Zhuangzi naśladował oddanie Laozi dla zasad laissez-faire i jego opór wobec władzy państwa: „Ludzie zawsze żyli sami dla siebie, zarządzanie ludnością nigdy nie odniosło sukcesu”. Zhuangzi jako pierwszy przedstawił tez ideę „spontanicznego porządku”, odkrytego niezależnie przez Proudhona w dziewiętnastym wieku i rozwiniętego w wieku dwudziestym przez F.A von Hayeka z austriackiej szkoły ekonomii. Zhuangzi ujął tę kwestię następująco: „Dobry porządek jest wynikiem działań spontanicznych, gdy rzeczy zostają pozostawione same sobie”.

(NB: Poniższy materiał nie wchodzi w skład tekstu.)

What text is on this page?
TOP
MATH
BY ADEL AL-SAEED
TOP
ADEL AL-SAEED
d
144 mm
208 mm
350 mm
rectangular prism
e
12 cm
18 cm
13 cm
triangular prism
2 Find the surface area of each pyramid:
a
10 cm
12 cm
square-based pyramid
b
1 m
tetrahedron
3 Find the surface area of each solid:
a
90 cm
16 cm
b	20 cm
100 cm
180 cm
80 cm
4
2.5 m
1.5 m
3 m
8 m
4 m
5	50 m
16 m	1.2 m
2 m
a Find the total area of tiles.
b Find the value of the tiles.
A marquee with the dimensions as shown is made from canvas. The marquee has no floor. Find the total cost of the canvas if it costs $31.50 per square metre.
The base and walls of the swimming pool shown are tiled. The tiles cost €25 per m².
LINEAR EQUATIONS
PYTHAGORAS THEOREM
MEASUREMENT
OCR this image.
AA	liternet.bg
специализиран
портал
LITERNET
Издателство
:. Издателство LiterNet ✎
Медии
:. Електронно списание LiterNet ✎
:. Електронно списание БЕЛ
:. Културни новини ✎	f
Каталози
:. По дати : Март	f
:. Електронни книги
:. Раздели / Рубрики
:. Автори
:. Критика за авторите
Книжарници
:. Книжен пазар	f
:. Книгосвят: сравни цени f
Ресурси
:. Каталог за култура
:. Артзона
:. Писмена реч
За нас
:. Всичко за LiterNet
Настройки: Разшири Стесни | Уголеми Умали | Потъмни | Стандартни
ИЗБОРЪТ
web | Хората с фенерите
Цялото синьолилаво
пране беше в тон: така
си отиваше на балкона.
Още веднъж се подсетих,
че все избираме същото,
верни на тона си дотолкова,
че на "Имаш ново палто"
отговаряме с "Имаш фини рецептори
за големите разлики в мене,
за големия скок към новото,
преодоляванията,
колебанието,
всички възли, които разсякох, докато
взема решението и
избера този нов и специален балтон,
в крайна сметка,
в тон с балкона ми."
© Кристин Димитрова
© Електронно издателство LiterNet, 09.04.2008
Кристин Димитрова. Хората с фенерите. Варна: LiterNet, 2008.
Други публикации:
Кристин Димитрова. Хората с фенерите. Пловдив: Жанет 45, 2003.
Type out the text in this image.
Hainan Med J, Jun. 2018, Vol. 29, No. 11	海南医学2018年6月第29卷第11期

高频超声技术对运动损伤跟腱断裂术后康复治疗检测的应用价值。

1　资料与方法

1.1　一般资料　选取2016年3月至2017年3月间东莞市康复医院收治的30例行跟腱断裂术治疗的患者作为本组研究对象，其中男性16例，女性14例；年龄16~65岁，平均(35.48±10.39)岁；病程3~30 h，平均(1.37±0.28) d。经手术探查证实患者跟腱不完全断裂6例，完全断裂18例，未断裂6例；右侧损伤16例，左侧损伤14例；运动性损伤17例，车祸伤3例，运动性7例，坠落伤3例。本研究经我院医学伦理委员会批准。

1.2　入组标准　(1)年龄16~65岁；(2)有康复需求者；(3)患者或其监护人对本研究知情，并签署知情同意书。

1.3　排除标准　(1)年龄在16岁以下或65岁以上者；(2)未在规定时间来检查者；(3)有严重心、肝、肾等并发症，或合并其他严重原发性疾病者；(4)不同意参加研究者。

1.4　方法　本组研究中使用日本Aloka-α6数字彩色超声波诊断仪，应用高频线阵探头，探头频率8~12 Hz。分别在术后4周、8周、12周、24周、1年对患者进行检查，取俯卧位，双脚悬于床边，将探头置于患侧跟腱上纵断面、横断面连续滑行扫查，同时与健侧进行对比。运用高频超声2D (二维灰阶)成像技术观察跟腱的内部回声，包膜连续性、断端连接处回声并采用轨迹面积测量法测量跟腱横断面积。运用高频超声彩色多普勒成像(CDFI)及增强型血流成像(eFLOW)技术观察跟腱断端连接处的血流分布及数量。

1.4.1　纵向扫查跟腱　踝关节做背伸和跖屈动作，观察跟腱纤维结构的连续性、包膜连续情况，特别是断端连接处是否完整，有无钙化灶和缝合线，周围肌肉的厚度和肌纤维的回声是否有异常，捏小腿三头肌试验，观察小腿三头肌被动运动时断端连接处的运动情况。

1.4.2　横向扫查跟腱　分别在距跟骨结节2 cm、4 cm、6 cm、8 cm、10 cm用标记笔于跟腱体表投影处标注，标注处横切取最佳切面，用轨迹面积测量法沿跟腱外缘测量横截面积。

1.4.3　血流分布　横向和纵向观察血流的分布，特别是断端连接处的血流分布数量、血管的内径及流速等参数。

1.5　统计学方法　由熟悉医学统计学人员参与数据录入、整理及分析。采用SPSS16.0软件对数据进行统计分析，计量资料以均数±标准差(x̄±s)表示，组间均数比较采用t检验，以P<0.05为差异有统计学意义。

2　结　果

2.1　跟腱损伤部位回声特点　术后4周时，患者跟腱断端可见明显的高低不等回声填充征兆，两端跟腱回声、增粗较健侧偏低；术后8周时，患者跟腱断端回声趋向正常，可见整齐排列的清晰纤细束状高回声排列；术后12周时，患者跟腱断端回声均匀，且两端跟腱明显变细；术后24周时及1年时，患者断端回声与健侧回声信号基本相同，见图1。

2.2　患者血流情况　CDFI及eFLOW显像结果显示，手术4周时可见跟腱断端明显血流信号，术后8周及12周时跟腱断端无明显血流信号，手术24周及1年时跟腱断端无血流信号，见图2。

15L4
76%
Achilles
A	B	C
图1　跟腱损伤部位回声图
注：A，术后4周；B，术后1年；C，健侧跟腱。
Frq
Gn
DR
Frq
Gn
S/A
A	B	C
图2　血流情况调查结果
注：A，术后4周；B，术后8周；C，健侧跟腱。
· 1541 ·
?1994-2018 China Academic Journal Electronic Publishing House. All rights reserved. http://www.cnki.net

Podczas gdy ludzie w stanie „naturalnej wolności” potrafią toczyć spokojne i udane życie, państwowe rozporządzenia i edykty przeinaczają ten naturalny stan na podobieństwo łoża Damastesa. Jak pisał Zhuangzi: „Zwykli ludzie maja niezmienna naturę: przędą, więc są odziani; orzą, więc są najedzeni — można nazwać to „naturalną wolnością”. Ci ludzie żyjący w stanie naturalnej wolności rodzili sie i umierali bez ograniczeń i wpływów rządu i nie byli ani awanturniczy, ani nie żyli w chaosie. Jeżeli władcy byliby konieczni do ustanowienia rytuałów i praw, „nie byłoby doprawdy różnicy między rozciąganiem krótkich, kaczych nóg a podcinaniem długich nóg czapli” lub „zakładaniem ogłowia koniowi”. Takie reguły nie tylko nie przynosiłyby żadnych korzyści, ale wręcz wyrządzałyby szkodę. Zhuangzi doszedł do wniosku, że świat „zwyczajnie nie wymaga zarządzania, właściwie nie powinien być w ogóle zarządzany”.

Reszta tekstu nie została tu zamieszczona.